The bankers at the meeting asked for a change in guidelines on real-estate lending, said a government official. Prevailing RBI norms make a real-estate loan in excess of Rs20 lakh to an individual as expensive as a ‘commercial’ loan (or money loaned to buy commercial property), even if the borrower uses it to buy a house, by requiring the same provisioning norms for it (provisioning norms are stiffer for ‘commercial’ loans). Bankers asked for this limit to be raised to Rs30 lakh.
The government also sought to nudge banks towards lending more to minority communities during the meeting. Chidambaram said the government had identified 103 districts where the proportion of minority population exceeds 25%, and asked banks to increase their physical presence in them and lend more to minorities.
Vinod Rai, secretary, financial services, at the finance ministry, said after the meeting that bankers had been told that low-cost deposits (from savings and current accounts) had to constitute at least 40% of overall deposits.
The ministry expressed its worry that expensive bulk deposits from companies were fuelling credit growth, he added.
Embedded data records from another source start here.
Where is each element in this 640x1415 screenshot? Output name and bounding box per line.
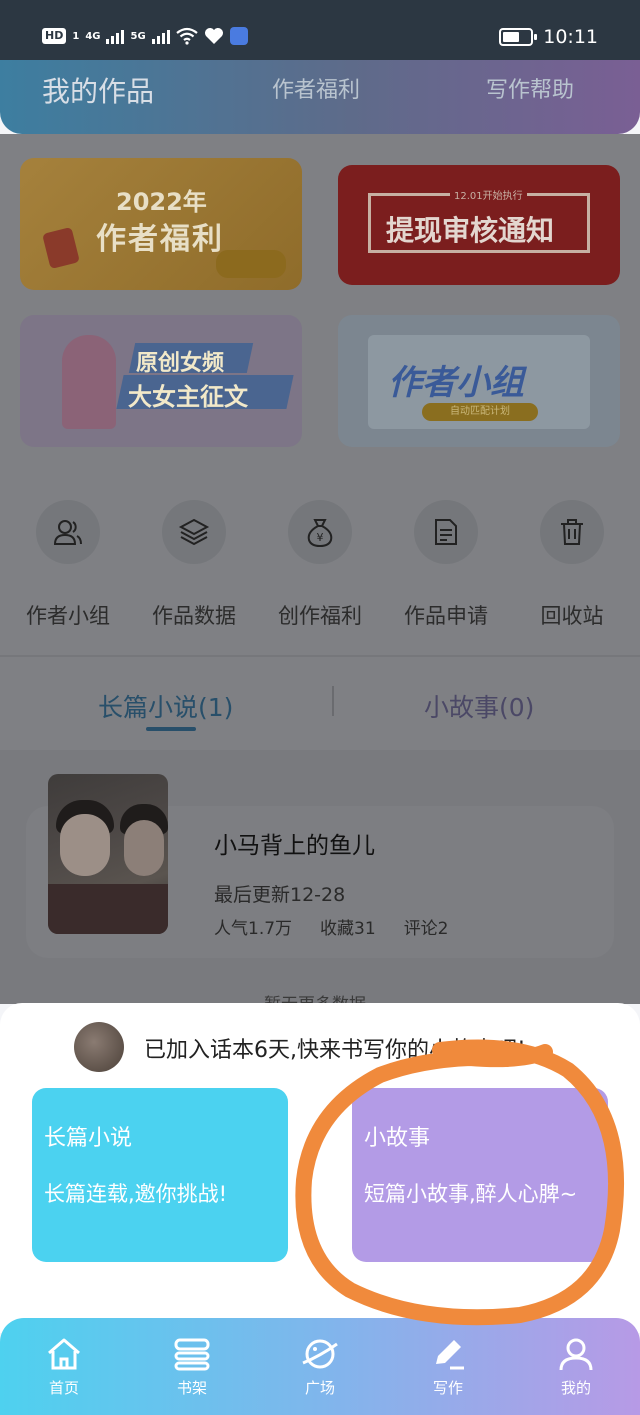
book-title[interactable]: 小马背上的鱼儿 [214,826,375,860]
banner-contest-line2: 大女主征文 [128,383,248,411]
signal-icon [106,28,125,44]
book-favorites: 收藏31 [320,919,376,939]
music-app-icon [229,27,248,45]
tab-active-indicator [146,727,196,731]
banner-group-sub: 自动匹配计划 [422,403,538,421]
banner-welfare-title: 作者福利 [96,222,224,257]
feature-label: 回收站 [540,604,604,628]
trash-icon [540,500,604,564]
people-icon [36,500,100,564]
create-short-story-button[interactable]: 小故事 短篇小故事,醉人心脾~ [352,1088,608,1262]
feature-label: 创作福利 [278,604,362,628]
choice-desc: 短篇小故事,醉人心脾~ [364,1182,578,1206]
tab-writing-help[interactable]: 写作帮助 [486,72,574,104]
tab-label: 广场 [304,1379,335,1397]
home-icon [48,1338,80,1370]
coins-icon [216,250,286,278]
layers-icon [162,500,226,564]
status-left: HD 1 4G 5G [42,27,248,45]
tab-bookshelf[interactable]: 书架 [128,1318,256,1415]
girl-illustration [62,335,116,429]
banner-author-welfare[interactable]: 2022年 作者福利 [20,158,302,290]
book-cover[interactable] [48,774,168,934]
book-popularity: 人气1.7万 [214,919,293,939]
tab-write[interactable]: 写作 [384,1318,512,1415]
tab-label: 首页 [48,1379,79,1397]
banner-withdraw-date: 12.01开始执行 [450,187,527,202]
divider [0,655,640,657]
book-updated: 最后更新12-28 [214,884,346,906]
user-icon [559,1338,593,1371]
network-5g: 5G [130,30,146,42]
create-long-novel-button[interactable]: 长篇小说 长篇连载,邀你挑战! [32,1088,288,1262]
status-right: 10:11 [499,26,598,48]
tab-square[interactable]: 广场 [256,1318,384,1415]
banner-withdraw-notice[interactable]: 12.01开始执行 提现审核通知 [338,165,620,285]
pen-icon [436,1340,464,1370]
signal-icon-2 [151,28,170,44]
book-comments: 评论2 [403,919,449,939]
feature-label: 作品申请 [404,604,488,628]
banner-contest[interactable]: 原创女频 大女主征文 [20,315,302,447]
feature-recycle-bin[interactable]: 回收站 [522,500,622,630]
choice-desc: 长篇连载,邀你挑战! [44,1182,228,1206]
feature-works-apply[interactable]: 作品申请 [396,500,496,630]
tab-author-welfare[interactable]: 作者福利 [272,72,360,104]
wifi-icon [175,27,198,45]
tab-home[interactable]: 首页 [0,1318,128,1415]
clock: 10:11 [543,26,598,48]
hd-badge: HD [42,28,67,44]
feature-works-data[interactable]: 作品数据 [144,500,244,630]
tab-mine[interactable]: 我的 [512,1318,640,1415]
sheet-notice: 已加入话本6天,快来书写你的小故事吧! [144,1038,526,1063]
tab-separator [332,686,334,716]
tab-long-novel[interactable]: 长篇小说(1) [98,688,233,724]
sim-indicator: 1 [72,30,80,42]
tab-label: 写作 [432,1379,463,1397]
avatar [74,1022,124,1072]
choice-title: 小故事 [364,1126,431,1151]
money-bag-icon: ¥ [288,500,352,564]
document-icon [414,500,478,564]
red-envelope-icon [42,226,80,270]
cover-detail [124,820,164,876]
banner-author-group[interactable]: 作者小组 自动匹配计划 [338,315,620,447]
status-bar: HD 1 4G 5G 10:11 [0,0,640,62]
heart-icon [204,28,223,44]
feature-row: 作者小组 作品数据 ¥ 创作福利 作品申请 回收站 [0,500,640,630]
banner-year: 2022年 [116,188,207,216]
cover-detail [48,884,168,934]
planet-icon [302,1339,338,1369]
feature-author-group[interactable]: 作者小组 [18,500,118,630]
bookshelf-icon [174,1338,210,1371]
book-stats: 人气1.7万 收藏31 评论2 [214,914,449,939]
tab-label: 书架 [176,1379,207,1397]
tab-my-works[interactable]: 我的作品 [42,70,154,110]
tab-label: 我的 [560,1379,591,1397]
feature-label: 作品数据 [152,604,236,628]
tab-short-story[interactable]: 小故事(0) [424,688,534,724]
battery-icon [499,28,538,46]
bottom-tab-bar: 首页 书架 广场 写作 我的 [0,1318,640,1415]
banner-withdraw-title: 提现审核通知 [386,214,555,247]
choice-title: 长篇小说 [44,1126,133,1151]
network-4g: 4G [85,30,101,42]
svg-text:¥: ¥ [317,531,324,544]
top-tabs: 我的作品 作者福利 写作帮助 [0,60,640,134]
cover-detail [60,814,110,876]
banner-contest-line1: 原创女频 [136,351,225,376]
feature-creation-welfare[interactable]: ¥ 创作福利 [270,500,370,630]
feature-label: 作者小组 [26,604,110,628]
banner-group-title: 作者小组 [388,363,524,403]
Outstanding deposits grew by 24.8% in the 12 months to 16 March to Rs25.05 lakh crore. A large part of this growth came from expensive term deposits.
To meet the government’s expectation and lend more to certain sectors, banks will have to raise additional capital to meet the Basel-II norms on capital adequacy that will become effective from 1 April 2008 for most banks. Banks in India currently have to maintain Rs9 of capital adequacy for every Rs100 they lend. This will remain at Rs9 once the new norm kicks in, but provisioning would rise and state-owned banks would need to raise Rs50,000 crore of additional capital, said Rai. A part of that—the precise amount was not available—would have to be in the form of equity capital. The State Bank of India plans to make a share issue, its chairman Om Prakash Bhatt said, but did not specify a time frame.
The ability of banks to raise money through a sale of shares is limited because the government is unwilling to dilute its equity stake in them to below 51%. Of the 28 state-owned banks, the government has little headroom in about eight banks to dilute its stake further without breaching this limit. Finance ministry officials did not indicate what they had in mind to help these banks raise more equity to meet Basel-II norms. Some of the bankers wanted the investment ceiling for foreign institutional investors (FIIs) increased above the current 20% to help them raise equity, a government official said.